Even after he "retired" in 1969, he still worked over 40 hours a week for the many private and community causes he was affiliated with. From 1976 to 1979 he was President of the New Zealand Electrical Supply Authority. He was also President of the Electrical Development Association, Chairman of the Airport Authorities of New Zealand, deputy chairman of the Wellington Regional Water Board and a board member of the Wellington District Licensing Committee and an executive member of the New Zealand Traffic Institute. He was Chairman of Directors of the Wellington Coca-Cola Bottlers Limited and patron of both the Wellington Surfcasting Club and Wellington Angling Club.

===Political career===
In 1959 Duff was elected to the Wellington City Council on a Citizens' Association ticket and held a seat continuously until he retired from the council in 1980. At the time of his retirement in 1980 he was Wellington's longest ever serving city councillor, 21 years over seven terms. Wellington Mayor Sir Michael Fowler later described Duff as an "extremely good" councillor. Duff was considered for the position of deputy mayor following the 1974 election, for which the media speculated him as the frontrunner due to his seniority. However second term councillor Ian Lawrence was instead chosen. Duff was acting Mayor for one month in 1977 while both Fowler and his deputy Lawrence were overseas, the first time in decades that both the mayor and deputy were overseas at the same time.

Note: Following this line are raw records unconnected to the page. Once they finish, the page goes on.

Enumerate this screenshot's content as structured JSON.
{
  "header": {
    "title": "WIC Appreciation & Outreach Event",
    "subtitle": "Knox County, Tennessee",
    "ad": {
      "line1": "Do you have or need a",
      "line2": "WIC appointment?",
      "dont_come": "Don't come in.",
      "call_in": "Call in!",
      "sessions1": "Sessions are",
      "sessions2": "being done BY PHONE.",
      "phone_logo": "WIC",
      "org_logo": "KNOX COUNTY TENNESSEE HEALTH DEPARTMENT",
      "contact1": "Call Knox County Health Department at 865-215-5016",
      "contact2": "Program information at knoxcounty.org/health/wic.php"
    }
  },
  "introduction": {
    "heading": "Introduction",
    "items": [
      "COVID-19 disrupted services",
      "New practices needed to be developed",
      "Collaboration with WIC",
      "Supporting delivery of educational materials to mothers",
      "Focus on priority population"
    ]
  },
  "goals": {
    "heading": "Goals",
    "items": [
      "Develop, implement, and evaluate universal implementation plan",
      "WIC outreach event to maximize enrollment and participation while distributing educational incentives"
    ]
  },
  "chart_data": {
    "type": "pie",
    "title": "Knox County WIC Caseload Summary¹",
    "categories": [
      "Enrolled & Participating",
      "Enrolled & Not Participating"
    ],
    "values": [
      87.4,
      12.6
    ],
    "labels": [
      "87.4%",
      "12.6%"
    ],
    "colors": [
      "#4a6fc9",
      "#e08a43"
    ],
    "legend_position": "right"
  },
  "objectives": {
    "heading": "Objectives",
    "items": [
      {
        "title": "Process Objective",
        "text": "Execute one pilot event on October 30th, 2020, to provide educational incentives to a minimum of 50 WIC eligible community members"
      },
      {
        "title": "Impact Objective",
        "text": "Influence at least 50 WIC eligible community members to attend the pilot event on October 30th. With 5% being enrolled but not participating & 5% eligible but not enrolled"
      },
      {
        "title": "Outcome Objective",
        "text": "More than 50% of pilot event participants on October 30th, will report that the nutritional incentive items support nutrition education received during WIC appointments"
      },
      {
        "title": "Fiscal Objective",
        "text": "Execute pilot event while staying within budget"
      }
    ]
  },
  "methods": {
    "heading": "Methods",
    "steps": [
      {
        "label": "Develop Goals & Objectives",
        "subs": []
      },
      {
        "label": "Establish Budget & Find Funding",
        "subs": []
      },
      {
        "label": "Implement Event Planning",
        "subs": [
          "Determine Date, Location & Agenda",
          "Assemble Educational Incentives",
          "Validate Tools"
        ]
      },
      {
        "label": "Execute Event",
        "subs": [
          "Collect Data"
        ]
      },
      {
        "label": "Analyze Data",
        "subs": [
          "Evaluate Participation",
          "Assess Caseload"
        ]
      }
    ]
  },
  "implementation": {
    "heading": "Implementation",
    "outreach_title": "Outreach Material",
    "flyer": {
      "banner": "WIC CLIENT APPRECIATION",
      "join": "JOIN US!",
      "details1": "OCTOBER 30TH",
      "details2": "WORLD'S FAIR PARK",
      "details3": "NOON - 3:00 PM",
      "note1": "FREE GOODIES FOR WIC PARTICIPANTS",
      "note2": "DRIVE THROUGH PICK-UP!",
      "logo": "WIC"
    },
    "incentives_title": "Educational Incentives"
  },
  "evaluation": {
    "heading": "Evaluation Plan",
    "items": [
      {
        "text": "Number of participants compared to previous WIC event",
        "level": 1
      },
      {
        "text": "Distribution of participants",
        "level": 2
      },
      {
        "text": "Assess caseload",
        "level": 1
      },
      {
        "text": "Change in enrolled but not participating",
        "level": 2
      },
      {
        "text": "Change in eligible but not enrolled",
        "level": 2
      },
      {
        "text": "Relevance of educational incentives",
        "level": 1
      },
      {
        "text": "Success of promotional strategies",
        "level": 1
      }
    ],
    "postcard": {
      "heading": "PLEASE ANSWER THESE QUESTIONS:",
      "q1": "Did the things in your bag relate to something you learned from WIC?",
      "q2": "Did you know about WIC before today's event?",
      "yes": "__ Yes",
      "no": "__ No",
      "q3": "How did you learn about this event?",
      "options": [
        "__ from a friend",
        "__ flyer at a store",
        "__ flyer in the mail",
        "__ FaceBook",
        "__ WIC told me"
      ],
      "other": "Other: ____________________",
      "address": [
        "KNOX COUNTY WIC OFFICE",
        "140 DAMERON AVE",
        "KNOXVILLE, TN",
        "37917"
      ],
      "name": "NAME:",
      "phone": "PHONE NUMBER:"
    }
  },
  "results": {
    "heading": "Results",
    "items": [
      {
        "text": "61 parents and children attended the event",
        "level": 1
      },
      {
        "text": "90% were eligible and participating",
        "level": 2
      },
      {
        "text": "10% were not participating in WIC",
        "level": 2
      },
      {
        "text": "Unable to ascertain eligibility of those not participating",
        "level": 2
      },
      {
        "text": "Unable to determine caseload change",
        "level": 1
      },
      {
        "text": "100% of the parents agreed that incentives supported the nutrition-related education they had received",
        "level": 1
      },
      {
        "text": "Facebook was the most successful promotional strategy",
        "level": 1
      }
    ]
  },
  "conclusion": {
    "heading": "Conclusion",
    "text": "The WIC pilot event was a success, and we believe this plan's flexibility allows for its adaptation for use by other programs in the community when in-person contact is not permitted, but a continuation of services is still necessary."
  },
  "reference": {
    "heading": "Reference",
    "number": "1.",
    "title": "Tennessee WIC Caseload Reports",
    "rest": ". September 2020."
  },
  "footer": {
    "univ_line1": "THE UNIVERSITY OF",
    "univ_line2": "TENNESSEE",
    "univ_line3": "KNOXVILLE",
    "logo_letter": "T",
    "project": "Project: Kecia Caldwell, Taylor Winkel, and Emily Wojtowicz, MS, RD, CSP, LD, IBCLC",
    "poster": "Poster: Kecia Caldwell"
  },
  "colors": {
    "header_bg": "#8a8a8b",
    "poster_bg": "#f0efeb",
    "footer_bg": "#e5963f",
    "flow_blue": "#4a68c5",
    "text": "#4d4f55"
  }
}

Duff was a member of the National Party. Following the announcement of the retirement of MP Dan Riddiford Duff was approached to stand in the seat as the National Party candidate to succeed Riddiford. Ultimately he did not end up standing. He often took a non-partisan line and went against his Citizens' colleagues more than once notably on the city-wide electricity price hike and the conversion of both Cuba Street and Manners Street into pedestrian malls. Duff was most famous for his perpetual advocacy for Wellington International Airport which he thought was the city's most important asset and was for many years the Chairman of the Wellington Airport Authority. In 1978 he waged a successful public campaign to stop Air New Zealand being renamed 'New Zealand Airlines'.

Duff was also a member of the Wellington Harbour Board. He was first elected in 1968 and was elected for four further terms, remaining a member until his death. He supported the establishment of the Wellington Regional Council and later became a foundation member of the Regional Council, elected at the inaugural election in 1980, "topping the poll" with more votes than any other candidate.

===Death and legacy===
Stewart Duff Drive, an access road which passes through the airport linking Strathmore with Moa Point, was named after him in 1977 in recognition of his advocacy for the airport. Also in 1977, Duff was awarded the Queen Elizabeth II Silver Jubilee Medal, and in the 1981 New Year Honours he was appointed a Companion of the Queen's Service Order for public services.

Despite declining health he continued his public service, though he decided to stand down from the city council after suffering a heart attack in 1979, though was still on the Harbour Board and regional council (which met less regularly). Duff died at his home in Oriental Bay, Wellington on 29 July 1981 aged 72. He was survived by his wife Roberta and daughter Diana.